Same. You’re close with your parents. Same.

” His eyes flick over my face, searching.

“Neither of are fulfilled in our sex lives because we want to be with someone who matters, which I realize makes me sound like a fucking hypocrite. Everything you said about me tonight is true. It’s why, except for one time after Miranda, I put an end to the stairwell encounters two years ago.

I want to be with someone who matters. I want to be someone who matters. ”

My heart trips over itself.

His voice dips lower, like he’s saying something dangerous. Something true. “Every part of me wants to prove to you how fucking beautiful and desirable you are. Right. Fucking. Now.”

I swallow. Hard.

“I won’t though, because I respect you. We need boundaries.

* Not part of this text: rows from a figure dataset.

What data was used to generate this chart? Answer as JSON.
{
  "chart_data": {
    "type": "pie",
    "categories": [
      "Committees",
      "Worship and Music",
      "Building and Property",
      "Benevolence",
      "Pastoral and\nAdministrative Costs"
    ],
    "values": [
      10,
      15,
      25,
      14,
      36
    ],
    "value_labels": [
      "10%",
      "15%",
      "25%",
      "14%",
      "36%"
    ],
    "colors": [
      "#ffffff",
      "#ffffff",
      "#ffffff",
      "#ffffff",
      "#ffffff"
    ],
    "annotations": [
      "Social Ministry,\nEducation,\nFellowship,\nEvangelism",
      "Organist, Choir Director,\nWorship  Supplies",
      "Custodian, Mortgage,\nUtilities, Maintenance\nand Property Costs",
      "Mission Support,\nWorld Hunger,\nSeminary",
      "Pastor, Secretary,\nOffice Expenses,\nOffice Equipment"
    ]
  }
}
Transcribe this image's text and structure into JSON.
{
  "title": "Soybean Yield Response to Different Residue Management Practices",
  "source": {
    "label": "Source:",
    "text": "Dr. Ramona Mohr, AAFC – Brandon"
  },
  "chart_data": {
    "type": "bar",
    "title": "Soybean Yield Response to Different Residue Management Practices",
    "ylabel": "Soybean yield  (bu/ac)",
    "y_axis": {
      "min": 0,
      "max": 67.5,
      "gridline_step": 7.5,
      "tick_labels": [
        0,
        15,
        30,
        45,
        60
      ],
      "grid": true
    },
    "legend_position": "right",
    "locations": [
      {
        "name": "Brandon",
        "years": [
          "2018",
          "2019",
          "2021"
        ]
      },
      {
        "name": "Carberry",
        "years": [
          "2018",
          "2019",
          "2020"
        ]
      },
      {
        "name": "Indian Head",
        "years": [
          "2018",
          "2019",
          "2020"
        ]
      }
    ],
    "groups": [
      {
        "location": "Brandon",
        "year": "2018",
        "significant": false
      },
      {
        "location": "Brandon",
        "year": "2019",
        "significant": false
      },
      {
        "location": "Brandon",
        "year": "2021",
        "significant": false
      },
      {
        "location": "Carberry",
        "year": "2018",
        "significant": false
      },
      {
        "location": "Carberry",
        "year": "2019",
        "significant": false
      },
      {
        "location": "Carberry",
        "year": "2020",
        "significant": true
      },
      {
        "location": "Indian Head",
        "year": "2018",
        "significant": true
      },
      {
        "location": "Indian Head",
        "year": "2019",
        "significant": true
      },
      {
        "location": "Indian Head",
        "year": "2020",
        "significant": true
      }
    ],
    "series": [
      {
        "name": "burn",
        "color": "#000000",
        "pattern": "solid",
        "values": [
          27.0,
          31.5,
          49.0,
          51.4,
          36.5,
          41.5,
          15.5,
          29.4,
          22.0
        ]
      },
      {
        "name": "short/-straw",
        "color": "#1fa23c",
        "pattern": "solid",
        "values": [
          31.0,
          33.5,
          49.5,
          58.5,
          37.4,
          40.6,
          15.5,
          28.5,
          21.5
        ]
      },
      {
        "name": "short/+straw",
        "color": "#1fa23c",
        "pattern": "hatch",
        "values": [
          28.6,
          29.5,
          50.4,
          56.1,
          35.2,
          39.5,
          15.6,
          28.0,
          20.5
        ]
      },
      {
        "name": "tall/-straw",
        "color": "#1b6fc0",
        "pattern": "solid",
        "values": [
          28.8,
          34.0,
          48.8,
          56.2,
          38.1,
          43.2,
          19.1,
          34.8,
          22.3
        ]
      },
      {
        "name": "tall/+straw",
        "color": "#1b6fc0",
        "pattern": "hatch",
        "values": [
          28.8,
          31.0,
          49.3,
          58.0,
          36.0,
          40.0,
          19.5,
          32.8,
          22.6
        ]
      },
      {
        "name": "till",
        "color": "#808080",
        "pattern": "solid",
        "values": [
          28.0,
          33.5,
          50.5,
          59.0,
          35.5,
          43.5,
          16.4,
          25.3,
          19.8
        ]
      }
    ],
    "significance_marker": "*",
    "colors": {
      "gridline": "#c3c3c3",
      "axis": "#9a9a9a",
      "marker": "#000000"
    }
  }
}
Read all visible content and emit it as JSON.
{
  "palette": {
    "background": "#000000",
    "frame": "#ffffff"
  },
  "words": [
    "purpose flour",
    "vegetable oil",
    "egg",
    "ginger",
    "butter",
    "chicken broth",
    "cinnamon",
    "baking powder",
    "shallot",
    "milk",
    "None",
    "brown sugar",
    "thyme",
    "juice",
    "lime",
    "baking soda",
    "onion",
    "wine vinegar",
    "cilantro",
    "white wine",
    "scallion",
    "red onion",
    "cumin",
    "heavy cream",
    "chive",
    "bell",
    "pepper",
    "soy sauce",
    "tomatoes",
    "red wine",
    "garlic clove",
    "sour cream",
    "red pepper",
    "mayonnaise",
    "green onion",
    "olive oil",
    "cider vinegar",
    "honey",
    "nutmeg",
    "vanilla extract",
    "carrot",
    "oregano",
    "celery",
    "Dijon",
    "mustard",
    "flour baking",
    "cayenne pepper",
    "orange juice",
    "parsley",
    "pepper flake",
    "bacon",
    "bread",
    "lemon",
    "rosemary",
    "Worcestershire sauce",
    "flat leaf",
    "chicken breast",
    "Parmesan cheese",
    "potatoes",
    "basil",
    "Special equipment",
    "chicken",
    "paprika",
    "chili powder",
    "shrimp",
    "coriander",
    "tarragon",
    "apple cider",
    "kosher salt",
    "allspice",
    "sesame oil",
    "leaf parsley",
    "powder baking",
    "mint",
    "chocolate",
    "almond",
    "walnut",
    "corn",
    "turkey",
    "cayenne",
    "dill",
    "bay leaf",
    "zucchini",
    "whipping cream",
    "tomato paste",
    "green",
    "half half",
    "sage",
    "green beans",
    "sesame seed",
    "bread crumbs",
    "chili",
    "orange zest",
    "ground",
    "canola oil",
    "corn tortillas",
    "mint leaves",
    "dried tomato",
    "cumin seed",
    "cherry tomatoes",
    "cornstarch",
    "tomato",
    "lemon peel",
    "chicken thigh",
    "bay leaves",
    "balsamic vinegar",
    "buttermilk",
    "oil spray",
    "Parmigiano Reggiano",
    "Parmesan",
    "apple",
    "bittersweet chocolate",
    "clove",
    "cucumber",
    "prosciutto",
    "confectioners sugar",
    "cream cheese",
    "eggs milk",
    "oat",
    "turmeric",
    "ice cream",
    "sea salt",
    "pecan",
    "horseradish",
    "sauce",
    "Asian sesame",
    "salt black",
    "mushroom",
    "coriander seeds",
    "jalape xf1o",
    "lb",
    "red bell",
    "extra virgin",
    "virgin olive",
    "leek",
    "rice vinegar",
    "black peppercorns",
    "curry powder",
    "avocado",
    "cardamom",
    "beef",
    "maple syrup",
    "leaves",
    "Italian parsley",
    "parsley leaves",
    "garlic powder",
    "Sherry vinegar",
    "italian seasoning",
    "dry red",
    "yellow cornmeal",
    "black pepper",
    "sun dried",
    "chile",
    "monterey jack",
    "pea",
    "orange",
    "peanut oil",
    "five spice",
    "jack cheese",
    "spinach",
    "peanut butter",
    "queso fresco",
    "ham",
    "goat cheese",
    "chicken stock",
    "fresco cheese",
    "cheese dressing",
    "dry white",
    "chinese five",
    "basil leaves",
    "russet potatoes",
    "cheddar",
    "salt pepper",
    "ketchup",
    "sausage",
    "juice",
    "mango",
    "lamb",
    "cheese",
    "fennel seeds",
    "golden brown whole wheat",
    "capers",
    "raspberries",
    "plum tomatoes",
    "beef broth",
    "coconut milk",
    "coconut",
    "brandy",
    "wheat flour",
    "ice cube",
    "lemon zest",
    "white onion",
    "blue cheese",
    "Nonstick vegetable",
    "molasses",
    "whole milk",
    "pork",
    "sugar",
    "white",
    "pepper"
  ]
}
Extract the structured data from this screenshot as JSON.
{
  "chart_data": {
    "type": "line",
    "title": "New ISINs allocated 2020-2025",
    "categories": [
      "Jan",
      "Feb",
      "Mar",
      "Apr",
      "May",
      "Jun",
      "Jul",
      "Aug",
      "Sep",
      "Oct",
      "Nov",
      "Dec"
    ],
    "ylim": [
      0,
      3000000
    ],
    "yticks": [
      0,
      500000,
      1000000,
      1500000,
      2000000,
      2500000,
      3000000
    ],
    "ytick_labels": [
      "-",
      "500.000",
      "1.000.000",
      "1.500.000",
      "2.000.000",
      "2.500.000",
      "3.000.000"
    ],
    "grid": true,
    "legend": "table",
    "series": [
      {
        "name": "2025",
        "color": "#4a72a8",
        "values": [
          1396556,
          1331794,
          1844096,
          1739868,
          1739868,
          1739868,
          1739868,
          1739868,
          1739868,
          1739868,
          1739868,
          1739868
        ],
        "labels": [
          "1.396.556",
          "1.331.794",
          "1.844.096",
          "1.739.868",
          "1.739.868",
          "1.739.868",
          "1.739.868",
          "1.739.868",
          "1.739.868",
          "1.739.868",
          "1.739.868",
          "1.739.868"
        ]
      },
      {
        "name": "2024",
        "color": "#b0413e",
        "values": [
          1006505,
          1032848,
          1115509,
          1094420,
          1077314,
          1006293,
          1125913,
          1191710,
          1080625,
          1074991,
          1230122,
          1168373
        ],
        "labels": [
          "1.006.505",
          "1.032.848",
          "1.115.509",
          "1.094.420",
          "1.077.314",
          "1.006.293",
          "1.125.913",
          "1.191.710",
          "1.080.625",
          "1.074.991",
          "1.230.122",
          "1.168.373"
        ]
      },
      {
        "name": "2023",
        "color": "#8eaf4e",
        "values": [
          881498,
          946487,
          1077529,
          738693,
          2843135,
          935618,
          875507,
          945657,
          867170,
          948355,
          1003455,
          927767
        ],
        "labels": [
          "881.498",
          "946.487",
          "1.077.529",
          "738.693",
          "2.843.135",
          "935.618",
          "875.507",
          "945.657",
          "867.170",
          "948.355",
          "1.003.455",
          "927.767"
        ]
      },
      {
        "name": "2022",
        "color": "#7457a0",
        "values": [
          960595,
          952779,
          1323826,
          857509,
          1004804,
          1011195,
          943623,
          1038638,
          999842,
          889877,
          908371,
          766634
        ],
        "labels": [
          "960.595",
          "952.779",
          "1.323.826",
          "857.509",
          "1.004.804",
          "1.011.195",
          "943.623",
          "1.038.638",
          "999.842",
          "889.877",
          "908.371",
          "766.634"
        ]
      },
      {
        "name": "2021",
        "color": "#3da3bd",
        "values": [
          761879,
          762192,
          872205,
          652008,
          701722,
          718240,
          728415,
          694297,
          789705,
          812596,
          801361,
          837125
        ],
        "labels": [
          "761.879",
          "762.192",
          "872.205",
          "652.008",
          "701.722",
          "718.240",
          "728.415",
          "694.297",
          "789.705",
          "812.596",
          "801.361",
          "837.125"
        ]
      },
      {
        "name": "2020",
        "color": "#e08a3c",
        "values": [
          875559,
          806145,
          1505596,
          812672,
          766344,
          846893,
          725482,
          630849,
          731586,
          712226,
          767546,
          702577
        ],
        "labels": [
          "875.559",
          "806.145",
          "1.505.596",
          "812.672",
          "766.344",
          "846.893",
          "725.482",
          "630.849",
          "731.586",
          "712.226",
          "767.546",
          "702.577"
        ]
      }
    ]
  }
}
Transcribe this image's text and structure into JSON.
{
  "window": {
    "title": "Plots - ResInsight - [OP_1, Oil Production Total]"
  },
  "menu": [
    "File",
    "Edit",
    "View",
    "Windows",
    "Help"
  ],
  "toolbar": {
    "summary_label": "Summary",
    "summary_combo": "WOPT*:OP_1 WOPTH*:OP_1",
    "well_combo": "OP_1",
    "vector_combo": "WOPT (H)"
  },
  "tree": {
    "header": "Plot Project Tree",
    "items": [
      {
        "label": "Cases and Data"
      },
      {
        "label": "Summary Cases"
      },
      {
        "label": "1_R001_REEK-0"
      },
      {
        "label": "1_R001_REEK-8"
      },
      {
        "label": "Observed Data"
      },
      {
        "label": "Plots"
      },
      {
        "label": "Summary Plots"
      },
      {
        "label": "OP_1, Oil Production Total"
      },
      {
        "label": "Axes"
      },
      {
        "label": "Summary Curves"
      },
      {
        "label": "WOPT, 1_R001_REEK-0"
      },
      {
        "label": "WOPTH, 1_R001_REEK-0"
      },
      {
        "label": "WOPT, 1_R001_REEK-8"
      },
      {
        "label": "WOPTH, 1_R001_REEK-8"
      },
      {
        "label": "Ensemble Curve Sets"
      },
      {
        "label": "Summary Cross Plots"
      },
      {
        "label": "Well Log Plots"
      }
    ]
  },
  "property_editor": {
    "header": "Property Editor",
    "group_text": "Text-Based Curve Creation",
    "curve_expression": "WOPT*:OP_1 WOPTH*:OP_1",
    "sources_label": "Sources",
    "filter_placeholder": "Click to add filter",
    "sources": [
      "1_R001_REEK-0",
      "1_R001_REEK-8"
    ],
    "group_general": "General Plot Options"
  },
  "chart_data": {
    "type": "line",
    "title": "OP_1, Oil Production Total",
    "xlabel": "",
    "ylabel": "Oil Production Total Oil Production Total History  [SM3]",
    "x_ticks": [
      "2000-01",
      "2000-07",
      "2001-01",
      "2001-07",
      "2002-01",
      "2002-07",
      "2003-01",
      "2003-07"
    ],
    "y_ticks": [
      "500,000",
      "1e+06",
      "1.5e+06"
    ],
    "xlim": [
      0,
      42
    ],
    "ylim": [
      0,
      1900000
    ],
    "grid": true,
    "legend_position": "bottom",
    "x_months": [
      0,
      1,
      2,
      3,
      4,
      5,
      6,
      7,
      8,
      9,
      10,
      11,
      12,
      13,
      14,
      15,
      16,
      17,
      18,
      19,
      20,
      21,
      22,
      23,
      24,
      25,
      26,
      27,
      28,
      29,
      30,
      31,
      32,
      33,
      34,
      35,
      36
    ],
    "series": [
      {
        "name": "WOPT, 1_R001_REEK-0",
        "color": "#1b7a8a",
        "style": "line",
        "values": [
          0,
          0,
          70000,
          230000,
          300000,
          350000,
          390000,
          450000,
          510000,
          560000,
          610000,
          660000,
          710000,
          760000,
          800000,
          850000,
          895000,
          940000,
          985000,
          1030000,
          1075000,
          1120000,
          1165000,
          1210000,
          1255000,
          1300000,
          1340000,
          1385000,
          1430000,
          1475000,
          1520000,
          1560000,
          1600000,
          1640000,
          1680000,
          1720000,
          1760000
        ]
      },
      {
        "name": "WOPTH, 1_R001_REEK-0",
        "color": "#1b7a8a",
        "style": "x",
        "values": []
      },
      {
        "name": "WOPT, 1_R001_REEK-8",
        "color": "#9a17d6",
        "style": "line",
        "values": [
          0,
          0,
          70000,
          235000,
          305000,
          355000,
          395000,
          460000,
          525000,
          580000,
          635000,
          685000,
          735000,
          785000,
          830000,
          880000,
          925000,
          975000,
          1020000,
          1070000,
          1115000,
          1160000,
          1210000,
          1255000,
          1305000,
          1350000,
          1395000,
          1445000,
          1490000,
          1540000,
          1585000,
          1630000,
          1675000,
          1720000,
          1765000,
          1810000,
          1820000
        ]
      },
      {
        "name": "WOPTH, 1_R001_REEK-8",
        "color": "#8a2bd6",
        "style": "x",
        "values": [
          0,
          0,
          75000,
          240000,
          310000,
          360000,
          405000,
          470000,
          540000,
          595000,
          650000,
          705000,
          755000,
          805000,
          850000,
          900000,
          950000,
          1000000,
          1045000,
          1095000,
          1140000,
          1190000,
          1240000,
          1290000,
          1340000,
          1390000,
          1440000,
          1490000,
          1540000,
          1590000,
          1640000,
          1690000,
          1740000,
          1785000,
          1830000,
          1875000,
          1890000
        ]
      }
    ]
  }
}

I won’t do anything to make you question your professionalism or mine.

” He threads his fingers through his hair.

“We have a job to do. Miranda deserves justice. Caldwell needs to be held responsible.” His lips quirk up, barely.

“For now, maybe we can take the walls down and be friends.”

I stare at him, trying to piece together what the fuck is happening here.

Then he takes a step back, hands still in his pockets, like he hasn’t ripped apart everything I’ve ever believed about myself. “All bets are off once you get the settlement for Miranda, though.”

My stomach plummets.

I’ve been the dirty secret. The side piece. The one you fuck, not the one you keep.

I’ve never been the woman men fight for.

Seamus doesn’t look at me with shame.

He looks at me like I’m wanted—fully, publicly, dangerously.

My brain tells me to stay sharp.

My heart and soul want to believe him.